Unchecked use of fossil fuels will lead to failure in the world's attempts to meet the maximum 1.5C of warming as prescribed by the Paris Agreement, negatively impacting public health of especially those belonging to low-income countries.
The report also argues that climate change and its causes lead to proliferation of infectious diseases like dengue fever and malaria.
The threats posed by draughts and floods are also very serious. In 2020, in any given month, around one-fifth of the Earth's surface suffered from extreme drought, while around 570 million people have been "living less than five metres above current sea levels", putting them in extreme risk of flooding and their sources of drinkable water become saline.
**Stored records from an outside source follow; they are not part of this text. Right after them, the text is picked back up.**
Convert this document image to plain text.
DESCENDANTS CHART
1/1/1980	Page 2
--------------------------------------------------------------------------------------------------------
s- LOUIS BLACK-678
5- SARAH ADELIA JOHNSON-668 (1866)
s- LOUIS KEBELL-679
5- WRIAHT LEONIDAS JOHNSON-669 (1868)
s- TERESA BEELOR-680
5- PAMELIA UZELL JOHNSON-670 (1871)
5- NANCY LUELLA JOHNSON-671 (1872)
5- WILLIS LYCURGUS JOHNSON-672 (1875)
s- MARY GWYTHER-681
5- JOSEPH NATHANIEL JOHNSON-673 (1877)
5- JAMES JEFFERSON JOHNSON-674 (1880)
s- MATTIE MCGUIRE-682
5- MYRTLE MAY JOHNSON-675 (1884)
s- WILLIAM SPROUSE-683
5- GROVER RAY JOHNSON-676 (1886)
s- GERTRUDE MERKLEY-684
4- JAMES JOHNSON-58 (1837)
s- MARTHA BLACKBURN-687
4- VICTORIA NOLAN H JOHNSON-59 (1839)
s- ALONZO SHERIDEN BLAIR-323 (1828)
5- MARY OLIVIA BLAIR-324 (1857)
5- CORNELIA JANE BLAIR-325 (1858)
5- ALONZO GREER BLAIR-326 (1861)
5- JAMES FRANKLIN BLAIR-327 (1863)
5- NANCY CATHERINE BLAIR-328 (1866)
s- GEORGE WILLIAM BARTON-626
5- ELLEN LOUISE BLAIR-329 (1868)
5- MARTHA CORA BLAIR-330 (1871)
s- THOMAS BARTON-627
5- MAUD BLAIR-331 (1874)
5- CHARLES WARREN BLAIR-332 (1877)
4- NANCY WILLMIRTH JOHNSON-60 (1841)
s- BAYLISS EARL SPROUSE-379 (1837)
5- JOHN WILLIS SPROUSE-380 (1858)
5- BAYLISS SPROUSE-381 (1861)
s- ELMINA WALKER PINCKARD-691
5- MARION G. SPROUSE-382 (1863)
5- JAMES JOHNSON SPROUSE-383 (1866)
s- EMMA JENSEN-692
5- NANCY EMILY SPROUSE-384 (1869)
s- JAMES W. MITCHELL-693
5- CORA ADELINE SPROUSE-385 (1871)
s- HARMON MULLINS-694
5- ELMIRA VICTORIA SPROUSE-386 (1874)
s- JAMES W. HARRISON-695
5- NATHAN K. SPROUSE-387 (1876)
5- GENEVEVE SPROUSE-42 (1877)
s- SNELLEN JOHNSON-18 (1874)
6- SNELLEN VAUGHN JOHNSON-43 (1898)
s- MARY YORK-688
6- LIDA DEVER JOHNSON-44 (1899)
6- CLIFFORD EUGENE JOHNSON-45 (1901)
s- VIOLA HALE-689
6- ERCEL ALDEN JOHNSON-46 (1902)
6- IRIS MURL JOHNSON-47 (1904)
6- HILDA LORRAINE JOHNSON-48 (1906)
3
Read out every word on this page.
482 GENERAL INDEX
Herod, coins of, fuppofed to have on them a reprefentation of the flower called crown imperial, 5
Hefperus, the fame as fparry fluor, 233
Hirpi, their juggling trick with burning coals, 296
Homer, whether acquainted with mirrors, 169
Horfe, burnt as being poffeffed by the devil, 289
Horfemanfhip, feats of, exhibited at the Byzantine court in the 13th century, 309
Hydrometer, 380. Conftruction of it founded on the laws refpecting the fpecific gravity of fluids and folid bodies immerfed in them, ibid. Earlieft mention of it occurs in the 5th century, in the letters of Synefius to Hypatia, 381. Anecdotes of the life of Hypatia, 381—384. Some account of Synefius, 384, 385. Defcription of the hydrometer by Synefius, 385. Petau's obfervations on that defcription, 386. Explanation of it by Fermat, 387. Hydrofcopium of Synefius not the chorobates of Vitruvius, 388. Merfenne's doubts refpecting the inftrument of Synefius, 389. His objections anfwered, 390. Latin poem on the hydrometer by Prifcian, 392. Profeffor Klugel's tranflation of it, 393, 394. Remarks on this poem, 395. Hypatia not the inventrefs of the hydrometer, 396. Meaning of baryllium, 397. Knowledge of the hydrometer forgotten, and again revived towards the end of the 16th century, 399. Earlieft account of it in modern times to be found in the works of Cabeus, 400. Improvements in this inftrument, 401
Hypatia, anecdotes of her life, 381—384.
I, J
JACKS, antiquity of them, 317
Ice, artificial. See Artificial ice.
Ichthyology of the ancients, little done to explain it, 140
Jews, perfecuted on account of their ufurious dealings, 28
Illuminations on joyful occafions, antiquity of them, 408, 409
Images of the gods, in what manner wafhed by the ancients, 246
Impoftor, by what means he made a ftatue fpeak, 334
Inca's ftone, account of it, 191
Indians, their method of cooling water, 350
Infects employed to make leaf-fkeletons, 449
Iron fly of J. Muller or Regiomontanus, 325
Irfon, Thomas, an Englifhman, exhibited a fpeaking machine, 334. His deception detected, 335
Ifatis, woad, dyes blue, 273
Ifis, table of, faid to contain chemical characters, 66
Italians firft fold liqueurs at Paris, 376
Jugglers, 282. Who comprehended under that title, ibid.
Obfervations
Additionally, food insecurity is also predicted to worsen. It already affected around 2 billion people in 2019.
The 2021 report warns of rising temperatures leading to a reduction in crop yield potential in essential crops like maize, wheat, and rice.
The threat from wildfires refuse to go away, with the populations of more than 130 countries having faced a surge in exposures to them.
Regarding the ability of countries to tackle the crises outlined above, the report has a sombre conclusion, which is that their "healthcare systems are ill-prepared for current and future climate-induced health shocks."
Underprepared to Combat the Problem
One of the concerns is the lack of priority given to public health problems caused by climate change by way of funding.
The report says that globally, the funding provided to institutions that are specifically combatting the health crisis caused by climate change comprises of only 0.3 percent of the total funding allocated to institutions are combating climate change as a whole.
The other issue concerns preparation and strategy.
In a 2021 WHO survey on health and climate change, merely 49 percent of countries seemed to have a coherent plan for national health and climate change.
And a much fewer proportion of countries said that they had allocated enough human resources and financial measures to tackle the problem.
As the world bounces back from COVID-19, it has to ensure that its revitalisation strategy consists of separate strategies to simultaneously deal with the climate crisis, and thereby preventing catastrophic consequences for public health.
Otherwise, we would be, to quote Maria Romanello, the lead author of the report, "recovering from a health crisis in a way that’s putting our health at risk."